Lo que fue el futuro
(fragmento de novela)

Daniela Alcívar Bellolio

Número revista:

9

La pregunta fundamental de los relatos es: ¿cómo sigue esta historia? Entonces creemos que a unas cosas siguen otras, que la vida se sucede, que todos los hechos están conectados, que los acontecimientos, las imágenes, las experiencias, son reales porque hay algo, igual de real, que los vincula. ¿Dónde están esos lazos? Nadie los ha visto, nadie los ha sentido, nadie sabe de qué están hechos. Lo visible y lo sensible nos golpea con toda desnudez, y luego algo, ¿qué?, nos empuja a inventar o reconocer una causa, una linealidad, un sentido. Los hombres engendran su prole, esperan la continuidad, perpetúan sus genes. Pero esos genes son nada flotando en la inmensidad del vacío. Son nada flotando en la inmensidad del todo. Son genes y nada más, nada menos: el germen de una vida equívoca, más desdichada o más feliz. ¿Existe la suerte? ¿Y qué determina en el universo que una vida que aparece terminará, al cabo de los años, de modo violento o pacífico? Decimos el azar, decimos Dios, cada respuesta entraña un punto de vista sobre el mundo, una leve duda que terminará algún día, súbitamente pero con suavidad, como una pavesa se pierde en el negro cielo nocturno.
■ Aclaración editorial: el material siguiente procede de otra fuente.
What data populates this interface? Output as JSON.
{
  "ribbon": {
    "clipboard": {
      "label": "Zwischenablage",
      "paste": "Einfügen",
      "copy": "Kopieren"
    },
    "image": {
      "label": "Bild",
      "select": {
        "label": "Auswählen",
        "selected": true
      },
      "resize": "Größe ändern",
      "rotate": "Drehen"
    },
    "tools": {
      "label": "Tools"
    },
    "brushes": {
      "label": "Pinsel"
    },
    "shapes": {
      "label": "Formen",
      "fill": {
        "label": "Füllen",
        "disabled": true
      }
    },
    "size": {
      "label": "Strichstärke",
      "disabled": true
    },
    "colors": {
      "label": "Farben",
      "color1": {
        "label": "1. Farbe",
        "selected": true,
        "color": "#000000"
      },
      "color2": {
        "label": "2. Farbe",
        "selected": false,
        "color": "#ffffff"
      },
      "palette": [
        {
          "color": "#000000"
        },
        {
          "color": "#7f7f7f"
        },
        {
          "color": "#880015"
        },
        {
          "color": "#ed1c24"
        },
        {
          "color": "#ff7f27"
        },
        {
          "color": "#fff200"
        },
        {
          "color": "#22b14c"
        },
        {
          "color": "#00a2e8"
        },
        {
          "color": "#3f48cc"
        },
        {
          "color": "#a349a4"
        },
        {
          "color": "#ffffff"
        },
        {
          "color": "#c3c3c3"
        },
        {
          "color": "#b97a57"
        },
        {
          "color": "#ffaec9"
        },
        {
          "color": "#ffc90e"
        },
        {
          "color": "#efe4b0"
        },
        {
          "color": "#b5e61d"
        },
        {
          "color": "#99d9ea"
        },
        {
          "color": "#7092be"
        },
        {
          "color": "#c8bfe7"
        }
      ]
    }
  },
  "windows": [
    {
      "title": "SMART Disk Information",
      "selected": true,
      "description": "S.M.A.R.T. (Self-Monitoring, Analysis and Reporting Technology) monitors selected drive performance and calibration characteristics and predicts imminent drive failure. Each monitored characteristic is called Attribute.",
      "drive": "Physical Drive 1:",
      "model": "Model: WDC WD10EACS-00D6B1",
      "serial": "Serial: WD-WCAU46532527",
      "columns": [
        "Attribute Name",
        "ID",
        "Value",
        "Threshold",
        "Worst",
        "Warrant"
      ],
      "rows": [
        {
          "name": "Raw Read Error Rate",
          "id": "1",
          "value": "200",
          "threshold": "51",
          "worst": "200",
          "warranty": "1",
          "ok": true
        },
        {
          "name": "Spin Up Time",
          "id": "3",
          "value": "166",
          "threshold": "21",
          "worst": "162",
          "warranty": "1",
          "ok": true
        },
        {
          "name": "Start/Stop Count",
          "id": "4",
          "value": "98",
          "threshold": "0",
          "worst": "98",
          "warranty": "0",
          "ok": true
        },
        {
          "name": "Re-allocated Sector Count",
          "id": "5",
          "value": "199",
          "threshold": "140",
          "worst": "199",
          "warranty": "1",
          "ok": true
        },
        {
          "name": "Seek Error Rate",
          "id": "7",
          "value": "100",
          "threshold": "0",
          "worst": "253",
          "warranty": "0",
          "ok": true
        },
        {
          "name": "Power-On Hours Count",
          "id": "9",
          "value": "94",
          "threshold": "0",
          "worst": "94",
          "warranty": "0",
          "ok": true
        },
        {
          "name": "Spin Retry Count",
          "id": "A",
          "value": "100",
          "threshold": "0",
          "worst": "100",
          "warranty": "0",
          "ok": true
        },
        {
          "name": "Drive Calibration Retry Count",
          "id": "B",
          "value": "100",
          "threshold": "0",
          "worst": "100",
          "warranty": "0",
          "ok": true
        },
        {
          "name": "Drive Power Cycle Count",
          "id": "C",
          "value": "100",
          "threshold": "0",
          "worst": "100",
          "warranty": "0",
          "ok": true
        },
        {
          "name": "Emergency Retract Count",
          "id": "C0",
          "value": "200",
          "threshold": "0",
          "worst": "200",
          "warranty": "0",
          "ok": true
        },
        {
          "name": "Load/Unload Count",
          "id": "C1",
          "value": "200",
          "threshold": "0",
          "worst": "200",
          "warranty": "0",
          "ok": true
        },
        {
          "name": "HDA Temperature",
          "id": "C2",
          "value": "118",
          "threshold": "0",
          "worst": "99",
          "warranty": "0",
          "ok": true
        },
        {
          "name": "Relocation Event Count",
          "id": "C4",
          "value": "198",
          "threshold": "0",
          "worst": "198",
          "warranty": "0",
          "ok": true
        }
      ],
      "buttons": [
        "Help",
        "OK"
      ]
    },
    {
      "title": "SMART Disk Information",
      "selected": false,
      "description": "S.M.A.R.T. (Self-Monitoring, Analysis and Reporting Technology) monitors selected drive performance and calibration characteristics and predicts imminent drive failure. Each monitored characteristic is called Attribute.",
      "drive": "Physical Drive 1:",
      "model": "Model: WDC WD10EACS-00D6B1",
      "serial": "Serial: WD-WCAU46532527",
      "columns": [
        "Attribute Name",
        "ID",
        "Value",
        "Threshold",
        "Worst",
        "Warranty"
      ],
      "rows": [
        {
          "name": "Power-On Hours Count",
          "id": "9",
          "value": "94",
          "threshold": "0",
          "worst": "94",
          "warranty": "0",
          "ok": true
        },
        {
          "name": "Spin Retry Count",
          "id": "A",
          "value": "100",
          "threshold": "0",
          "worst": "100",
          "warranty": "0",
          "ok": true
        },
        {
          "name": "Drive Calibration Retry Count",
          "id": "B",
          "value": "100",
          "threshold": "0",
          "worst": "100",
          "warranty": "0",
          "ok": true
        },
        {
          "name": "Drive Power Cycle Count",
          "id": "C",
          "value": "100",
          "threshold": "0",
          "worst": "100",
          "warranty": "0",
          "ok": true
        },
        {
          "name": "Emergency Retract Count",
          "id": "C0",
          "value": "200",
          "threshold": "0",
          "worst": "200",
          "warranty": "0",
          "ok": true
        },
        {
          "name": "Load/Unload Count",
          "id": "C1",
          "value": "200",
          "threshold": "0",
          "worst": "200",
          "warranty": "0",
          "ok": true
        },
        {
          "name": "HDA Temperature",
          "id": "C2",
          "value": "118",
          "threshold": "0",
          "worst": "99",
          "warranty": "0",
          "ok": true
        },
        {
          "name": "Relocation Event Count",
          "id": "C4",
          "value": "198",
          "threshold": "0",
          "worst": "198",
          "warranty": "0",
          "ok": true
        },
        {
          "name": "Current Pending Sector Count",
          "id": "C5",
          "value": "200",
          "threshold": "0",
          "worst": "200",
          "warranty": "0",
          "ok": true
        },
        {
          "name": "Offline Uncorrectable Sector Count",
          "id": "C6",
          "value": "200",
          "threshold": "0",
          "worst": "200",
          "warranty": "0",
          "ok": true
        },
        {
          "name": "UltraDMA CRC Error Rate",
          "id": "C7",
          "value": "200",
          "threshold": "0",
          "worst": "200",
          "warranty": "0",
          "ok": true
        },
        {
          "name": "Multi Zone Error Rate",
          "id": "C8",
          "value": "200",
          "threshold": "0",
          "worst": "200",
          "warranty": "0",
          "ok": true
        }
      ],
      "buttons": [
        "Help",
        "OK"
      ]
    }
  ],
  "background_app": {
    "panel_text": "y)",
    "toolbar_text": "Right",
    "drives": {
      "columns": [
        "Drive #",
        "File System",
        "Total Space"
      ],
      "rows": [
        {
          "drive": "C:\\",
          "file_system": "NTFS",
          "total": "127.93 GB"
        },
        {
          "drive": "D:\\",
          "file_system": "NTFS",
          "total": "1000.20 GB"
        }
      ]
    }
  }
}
Un hombre, un escritor, le escribe a su hija como dedicatoria en la primera página de su más reciente libro publicado: en la profundidad de tus pensamientos despeinados está la garantía de que no he de morir, aún después de muerto. Poco después, muere. La hija asiste al velorio vestida de rojo, dispuesta a enterrarlo bajo toda la tierra del mundo, y que infinitas capas de olvido anulen su profecía. Su nieta, a quien nunca conoció, descubre un día sus papeles, y a sus ojos llegan palabras, recuerdos, imágenes que el hombre guardó cuando aún se creía inmortal. Todo ajeno. Sesenta años han pasado. Sabe que en ella, de algún modo, resuenan las sentencias del hombre a través de esos papeles arrebatados al olvido. ¿Se ha roto la continuidad? ¿Será capaz este hombre muerto de revivir? ¿Qué es el linaje? ¿Qué es la deuda? ¿Cómo sigue la historia?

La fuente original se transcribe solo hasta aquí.